Overview of results for power sector: The Energy Union has the potential to bring about enhanced energy security, lower consumer bills and a better allocation of resources, though effective co-ordination is a necessary pre-condition for achieving these benefits. Policy interactions and co-ordination will be key to avoid unintended consequences. Meeting the 32% renewables target in gross final consumption leads to a 60% reduction in CO2 emissions from the power sector by 2030 compared to 2005, the reference year for the EU emissions trading system. Although the EU ETS would help to deliver part of the renewable investments, support mechanisms remain an important driver for renewables-based electricity over the outlook period. This could result in reduced demand for ETS allowances and, if the recently reinforced Market Stability Reserve (MSR) mechanism is not sufficient to absorb the surplus, less pressure on the ETS could lead to a CO2 price signal that is insufficient to incentivise coal-to-gas switching.

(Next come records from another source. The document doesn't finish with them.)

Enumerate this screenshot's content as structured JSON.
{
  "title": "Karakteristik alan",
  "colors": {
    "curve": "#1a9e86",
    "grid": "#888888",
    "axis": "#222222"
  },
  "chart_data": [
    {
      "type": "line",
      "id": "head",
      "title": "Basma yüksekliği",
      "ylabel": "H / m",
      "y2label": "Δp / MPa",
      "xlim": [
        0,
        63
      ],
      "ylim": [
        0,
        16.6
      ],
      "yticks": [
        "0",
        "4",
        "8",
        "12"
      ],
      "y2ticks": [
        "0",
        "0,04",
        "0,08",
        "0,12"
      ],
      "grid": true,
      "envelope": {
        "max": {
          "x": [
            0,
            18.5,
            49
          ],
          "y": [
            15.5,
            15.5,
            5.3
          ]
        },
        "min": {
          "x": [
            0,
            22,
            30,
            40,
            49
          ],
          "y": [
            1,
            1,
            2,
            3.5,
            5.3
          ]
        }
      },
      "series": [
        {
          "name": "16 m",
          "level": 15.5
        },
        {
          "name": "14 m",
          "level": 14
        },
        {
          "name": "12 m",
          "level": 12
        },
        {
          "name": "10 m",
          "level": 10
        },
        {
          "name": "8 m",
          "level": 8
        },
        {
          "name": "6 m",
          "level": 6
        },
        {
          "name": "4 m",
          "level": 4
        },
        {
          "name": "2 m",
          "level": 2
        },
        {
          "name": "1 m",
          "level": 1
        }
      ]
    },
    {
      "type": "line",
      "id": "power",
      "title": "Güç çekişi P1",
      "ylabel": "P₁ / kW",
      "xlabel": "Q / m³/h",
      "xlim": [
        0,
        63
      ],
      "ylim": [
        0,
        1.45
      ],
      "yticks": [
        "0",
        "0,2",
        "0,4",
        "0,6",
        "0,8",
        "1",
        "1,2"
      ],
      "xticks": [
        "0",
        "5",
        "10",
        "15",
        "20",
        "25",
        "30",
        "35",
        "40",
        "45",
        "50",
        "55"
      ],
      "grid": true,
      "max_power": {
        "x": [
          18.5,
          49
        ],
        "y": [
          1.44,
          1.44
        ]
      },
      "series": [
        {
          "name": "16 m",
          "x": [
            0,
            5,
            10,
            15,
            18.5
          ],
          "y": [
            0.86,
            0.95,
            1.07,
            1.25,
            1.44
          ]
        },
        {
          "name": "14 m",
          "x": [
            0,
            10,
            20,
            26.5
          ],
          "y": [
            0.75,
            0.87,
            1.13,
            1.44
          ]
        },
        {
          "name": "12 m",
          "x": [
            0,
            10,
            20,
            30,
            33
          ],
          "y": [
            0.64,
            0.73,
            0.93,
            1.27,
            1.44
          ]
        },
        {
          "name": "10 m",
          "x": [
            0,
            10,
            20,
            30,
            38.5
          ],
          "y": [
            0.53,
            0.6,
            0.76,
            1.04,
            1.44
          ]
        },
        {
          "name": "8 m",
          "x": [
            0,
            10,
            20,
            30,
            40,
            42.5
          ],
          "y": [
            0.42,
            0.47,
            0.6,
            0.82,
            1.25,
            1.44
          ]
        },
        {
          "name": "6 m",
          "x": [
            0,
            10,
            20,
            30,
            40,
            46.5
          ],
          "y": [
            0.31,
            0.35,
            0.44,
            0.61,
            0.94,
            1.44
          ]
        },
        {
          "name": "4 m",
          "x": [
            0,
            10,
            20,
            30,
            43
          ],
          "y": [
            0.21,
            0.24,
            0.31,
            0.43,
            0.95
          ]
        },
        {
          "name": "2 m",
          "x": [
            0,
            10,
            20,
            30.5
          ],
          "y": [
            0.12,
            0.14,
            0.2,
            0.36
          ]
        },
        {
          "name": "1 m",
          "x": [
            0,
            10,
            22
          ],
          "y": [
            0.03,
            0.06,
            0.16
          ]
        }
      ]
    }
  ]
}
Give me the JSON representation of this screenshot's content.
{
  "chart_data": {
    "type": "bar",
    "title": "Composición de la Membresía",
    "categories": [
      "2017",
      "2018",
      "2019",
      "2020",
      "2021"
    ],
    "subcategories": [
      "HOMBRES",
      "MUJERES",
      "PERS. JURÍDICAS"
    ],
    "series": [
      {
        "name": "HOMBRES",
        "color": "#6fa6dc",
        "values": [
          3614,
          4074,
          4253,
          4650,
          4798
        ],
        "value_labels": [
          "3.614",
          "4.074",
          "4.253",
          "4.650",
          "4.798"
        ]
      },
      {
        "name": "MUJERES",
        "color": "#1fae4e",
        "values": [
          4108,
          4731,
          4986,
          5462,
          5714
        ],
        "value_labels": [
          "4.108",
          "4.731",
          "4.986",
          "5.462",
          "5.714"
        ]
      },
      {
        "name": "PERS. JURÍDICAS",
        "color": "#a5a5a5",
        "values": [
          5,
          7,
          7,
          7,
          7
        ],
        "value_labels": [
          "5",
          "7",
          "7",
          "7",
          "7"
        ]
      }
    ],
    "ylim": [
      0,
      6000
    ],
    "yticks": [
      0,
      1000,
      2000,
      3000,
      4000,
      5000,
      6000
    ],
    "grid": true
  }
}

The intended outcome of this proposal was to increase understanding and raise awareness about the implications the EU’s Energy Union can have on key energy sector indicators, in particular in relation to the Energy Union’s five fundamental dimensions: security, solidarity and trust; a fully integrated internal energy market; energy efficiency and moderation of demand; decarbonisation of economy; research, innovation and competitiveness. The insights from this project can stimulate policy discussion at both the EU level and in Member States themselves, but also contribute to the international energy and climate change debate.